- GBP / USD breaks the three-day uptrend as 1.3768 remains a tough nut to crack.
- Stronger returns, the US dollar retreats cable sellers, as Bailey’s comments ignored.
- Will GBP / USD produce a symmetric triangle breakout on the 1D chart?
The GBP/USD has faced rejection once again near the 1.3770 region, with bears now struggling to regain control, dragging rates lower towards 1.3700.
In doing so, the pound turns into the red zone for the first time in four trading sessions, retreating from the four-week highs reached last Friday.
The latest leg to the downside in the pair could be primarily associated with the US dollar rally across the board as Treasury yields extend the rally inspired by the explosion of US retail sales amid surging Fed expectations.
Then there are Brexit concerns, with European Union (EU) states growing weary of the Northern Ireland (IN) Protocol, Brexit, and UK bad faith.

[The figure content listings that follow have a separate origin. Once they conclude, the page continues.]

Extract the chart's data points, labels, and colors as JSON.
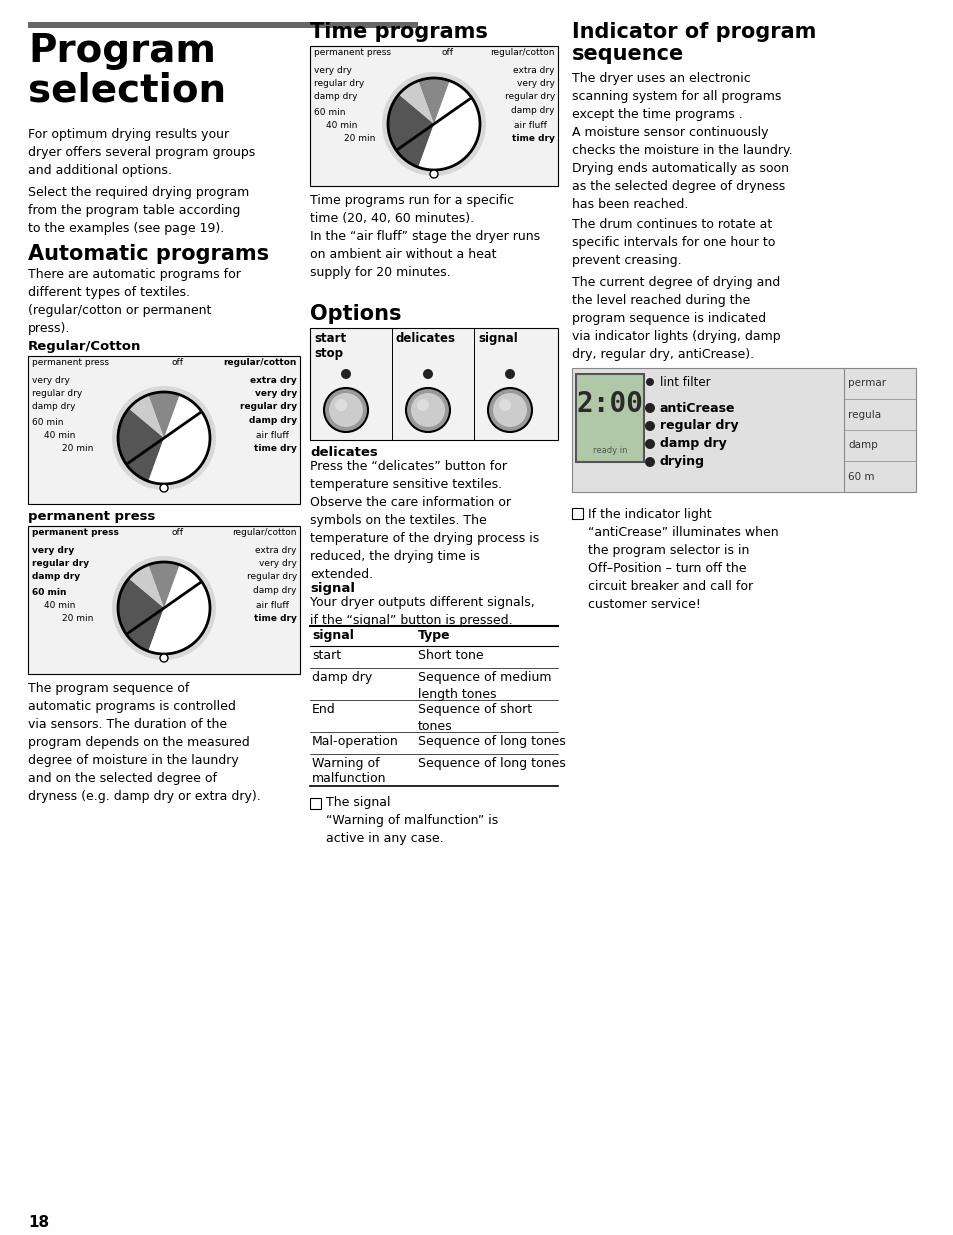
{
  "page_number": "18",
  "bg_color": "#ffffff",
  "section1_title": "Program\nselection",
  "section1_body1": "For optimum drying results your\ndryer offers several program groups\nand additional options.",
  "section1_body2": "Select the required drying program\nfrom the program table according\nto the examples (see page 19).",
  "section2_title": "Automatic programs",
  "section2_body": "There are automatic programs for\ndifferent types of textiles.\n(regular/cotton or permanent\npress).",
  "subsection1": "Regular/Cotton",
  "subsection2": "permanent press",
  "auto_body": "The program sequence of\nautomatic programs is controlled\nvia sensors. The duration of the\nprogram depends on the measured\ndegree of moisture in the laundry\nand on the selected degree of\ndryness (e.g. damp dry or extra dry).",
  "col2_title1": "Time programs",
  "time_body": "Time programs run for a specific\ntime (20, 40, 60 minutes).\nIn the “air fluff” stage the dryer runs\non ambient air without a heat\nsupply for 20 minutes.",
  "col2_title2": "Options",
  "options_labels": [
    "start\nstop",
    "delicates",
    "signal"
  ],
  "delicates_title": "delicates",
  "delicates_body": "Press the “delicates” button for\ntemperature sensitive textiles.\nObserve the care information or\nsymbols on the textiles. The\ntemperature of the drying process is\nreduced, the drying time is\nextended.",
  "signal_title": "signal",
  "signal_body": "Your dryer outputs different signals,\nif the “signal” button is pressed.",
  "table_headers": [
    "signal",
    "Type"
  ],
  "table_rows": [
    [
      "start",
      "Short tone"
    ],
    [
      "damp dry",
      "Sequence of medium\nlength tones"
    ],
    [
      "End",
      "Sequence of short\ntones"
    ],
    [
      "Mal-operation",
      "Sequence of long tones"
    ],
    [
      "Warning of\nmalfunction",
      "Sequence of long tones"
    ]
  ],
  "note_signal": "The signal\n“Warning of malfunction” is\nactive in any case.",
  "col3_title": "Indicator of program\nsequence",
  "col3_body1": "The dryer uses an electronic\nscanning system for all programs\nexcept the time programs .\nA moisture sensor continuously\nchecks the moisture in the laundry.\nDrying ends automatically as soon\nas the selected degree of dryness\nhas been reached.",
  "col3_body2": "The drum continues to rotate at\nspecific intervals for one hour to\nprevent creasing.",
  "col3_body3": "The current degree of drying and\nthe level reached during the\nprogram sequence is indicated\nvia indicator lights (drying, damp\ndry, regular dry, antiCrease).",
  "indicator_right": [
    "permar",
    "regula",
    "damp",
    "60 m"
  ],
  "note_indicator": "If the indicator light\n“antiCrease” illuminates when\nthe program selector is in\nOff–Position – turn off the\ncircuit breaker and call for\ncustomer service!"
}
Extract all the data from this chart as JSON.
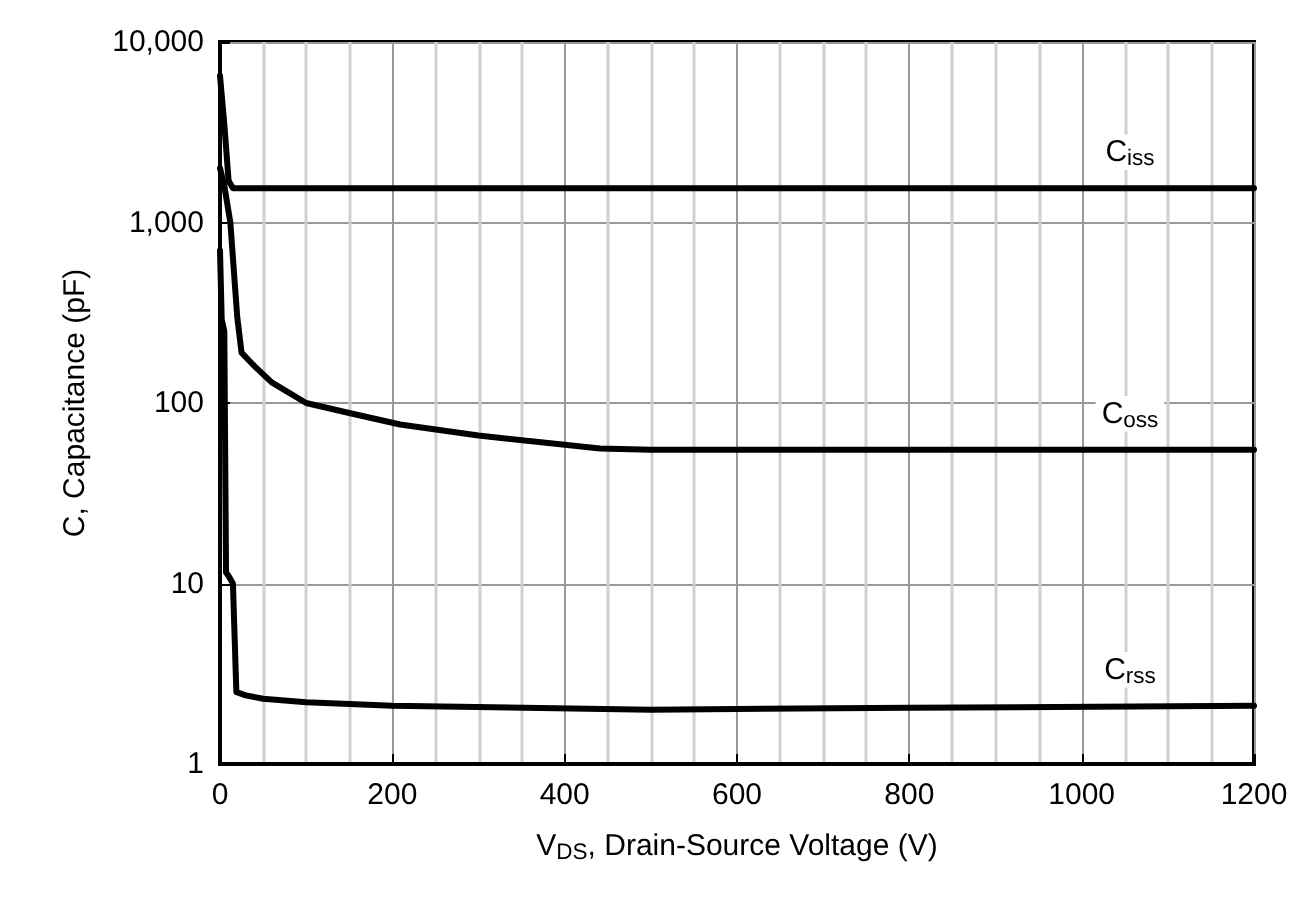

Yield and dollar dynamics will continue to have a significant influence on the looming pound in the absence of relevant UK / US macroeconomic data.
From a short-term technical perspective, the price has stalled to the upside at the resistance of the symmetric triangle at 1.3768.
A daily close above the latter will confirm the upside breakout of the triangle, calling for a new run towards 1.3800. The next bullish target is seen at the downward sloping 100-day moving average (DMA) at 1.3814.
The 14-day Relative Strength Index (RSI) remains above the midline, keeping buyers hopeful.
GBP / USD: Daily chart
Alternatively, the 50 DMA at 1.3716 offers immediate support for the pair, below which a sharp decline towards 1.3625 cannot be ruled out.
That level is the confluence of the 21 DMA and the support of the rising trend line (triangle).